FIG 9.

Microglia contribute to T cell and macrophage-mediated chronic demyelination and promote remyelination. (A) UMAP plot showing cells within clusters exclusively from spinal cords at day 21 p.i. with JHMV. (B) Bar graph showing frequency of cells from a cluster within the spinal cords of mice at day 21 postinfection (p.i.) with JHMV. By day 21 p.i., there was an increase in populations of T cells and plasma cells as well as specific macrophage and microglia subsets. (C) Expression levels of transcripts of the Apoe, Gpnmb, Spp1, and Trem2 genes, which are associated with demyelination, were elevated in spinal cords at day 21 p.i. in specific subpopulations of microglia and macrophages. (D) Expression levels of remyelination markers Cst7, Igf1, and Lpl were also increased in specific subpopulations of microglia in spinal cords at day 21 p.i. with JHMV. For the data presented in panels C and D, temporal analysis results represent aggregate data from subsets. Normalized expression values were used, and random noise was added. Box plots show interquartile range, median value (bold horizontal bar), and average expression value per sample (red dots).
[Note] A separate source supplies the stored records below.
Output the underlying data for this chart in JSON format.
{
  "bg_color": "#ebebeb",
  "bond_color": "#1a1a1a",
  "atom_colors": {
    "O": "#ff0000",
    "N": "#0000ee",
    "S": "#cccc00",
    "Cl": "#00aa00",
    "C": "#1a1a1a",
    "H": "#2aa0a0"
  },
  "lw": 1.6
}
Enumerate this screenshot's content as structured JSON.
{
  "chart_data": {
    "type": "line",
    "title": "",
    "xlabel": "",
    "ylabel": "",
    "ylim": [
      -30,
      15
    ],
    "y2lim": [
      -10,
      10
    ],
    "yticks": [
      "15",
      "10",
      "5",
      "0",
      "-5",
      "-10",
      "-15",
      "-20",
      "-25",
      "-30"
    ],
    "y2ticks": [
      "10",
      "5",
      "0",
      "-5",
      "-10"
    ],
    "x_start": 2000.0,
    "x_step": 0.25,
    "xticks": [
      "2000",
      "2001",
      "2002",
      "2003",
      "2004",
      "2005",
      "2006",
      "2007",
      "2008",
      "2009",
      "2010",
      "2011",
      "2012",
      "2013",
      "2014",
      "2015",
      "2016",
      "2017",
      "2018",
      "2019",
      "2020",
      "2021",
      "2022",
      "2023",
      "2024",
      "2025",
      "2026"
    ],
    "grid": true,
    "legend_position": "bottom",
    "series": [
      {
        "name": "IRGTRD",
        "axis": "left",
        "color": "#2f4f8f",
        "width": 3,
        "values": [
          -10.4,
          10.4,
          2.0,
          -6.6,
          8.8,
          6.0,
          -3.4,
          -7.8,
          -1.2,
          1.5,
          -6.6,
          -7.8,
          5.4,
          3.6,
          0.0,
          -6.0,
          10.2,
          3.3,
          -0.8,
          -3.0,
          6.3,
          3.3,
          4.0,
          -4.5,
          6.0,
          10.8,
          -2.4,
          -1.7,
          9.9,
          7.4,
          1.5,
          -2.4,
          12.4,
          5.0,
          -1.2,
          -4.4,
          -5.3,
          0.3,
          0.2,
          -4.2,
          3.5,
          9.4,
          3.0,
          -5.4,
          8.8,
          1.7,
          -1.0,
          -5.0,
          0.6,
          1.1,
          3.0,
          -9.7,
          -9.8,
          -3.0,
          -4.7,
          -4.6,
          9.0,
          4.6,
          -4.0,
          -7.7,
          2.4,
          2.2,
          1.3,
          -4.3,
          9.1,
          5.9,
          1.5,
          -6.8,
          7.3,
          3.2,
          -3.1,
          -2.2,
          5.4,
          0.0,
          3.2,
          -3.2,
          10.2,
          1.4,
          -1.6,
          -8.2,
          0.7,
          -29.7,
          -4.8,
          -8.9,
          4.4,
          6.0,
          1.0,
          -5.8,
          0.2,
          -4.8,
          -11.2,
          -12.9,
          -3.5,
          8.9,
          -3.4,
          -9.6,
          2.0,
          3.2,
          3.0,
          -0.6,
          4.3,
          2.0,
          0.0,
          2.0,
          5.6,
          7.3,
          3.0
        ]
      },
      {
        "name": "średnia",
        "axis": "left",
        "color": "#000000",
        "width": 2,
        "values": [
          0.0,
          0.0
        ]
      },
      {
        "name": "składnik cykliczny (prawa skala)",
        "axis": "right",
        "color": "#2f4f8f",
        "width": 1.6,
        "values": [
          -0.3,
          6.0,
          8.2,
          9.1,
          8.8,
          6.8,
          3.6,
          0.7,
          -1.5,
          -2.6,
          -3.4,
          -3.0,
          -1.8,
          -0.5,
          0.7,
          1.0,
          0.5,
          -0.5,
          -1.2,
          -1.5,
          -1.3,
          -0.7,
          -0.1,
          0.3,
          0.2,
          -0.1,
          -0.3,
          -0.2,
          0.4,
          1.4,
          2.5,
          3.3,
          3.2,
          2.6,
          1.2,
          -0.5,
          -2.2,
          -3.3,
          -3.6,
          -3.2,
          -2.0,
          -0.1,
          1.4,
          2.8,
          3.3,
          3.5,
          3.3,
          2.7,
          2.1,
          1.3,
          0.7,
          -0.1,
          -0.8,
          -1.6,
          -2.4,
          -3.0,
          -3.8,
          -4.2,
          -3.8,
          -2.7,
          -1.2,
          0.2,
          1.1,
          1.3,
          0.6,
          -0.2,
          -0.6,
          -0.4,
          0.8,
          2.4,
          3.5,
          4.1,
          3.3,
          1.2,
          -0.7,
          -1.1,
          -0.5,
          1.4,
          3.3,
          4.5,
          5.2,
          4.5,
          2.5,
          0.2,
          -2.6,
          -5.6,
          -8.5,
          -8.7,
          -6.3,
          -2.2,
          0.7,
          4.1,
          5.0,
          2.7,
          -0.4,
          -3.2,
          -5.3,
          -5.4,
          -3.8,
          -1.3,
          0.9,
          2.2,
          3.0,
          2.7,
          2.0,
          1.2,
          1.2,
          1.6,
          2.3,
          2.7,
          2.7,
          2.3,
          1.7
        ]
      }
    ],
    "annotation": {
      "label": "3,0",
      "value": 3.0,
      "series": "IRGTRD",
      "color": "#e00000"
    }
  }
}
Wilcoxon’s test was used for statistical analysis. (E) Gene set enrichment analysis (GSEA) of genes involved in promoting oligodendrocyte differentiation, comparing aggregated microglia subpopulations MG3 and cycling MG with MG1 and MG2 at day 21 p.i. from spinal cords of JHMV-infected mice. The area under the curve represents enrichment of involved genes. Normalized enrichment scores and P values are shown. ns, not significant; *, P ≤ 0.05; **, P ≤ 0.01; ****, P ≤ 0.0001.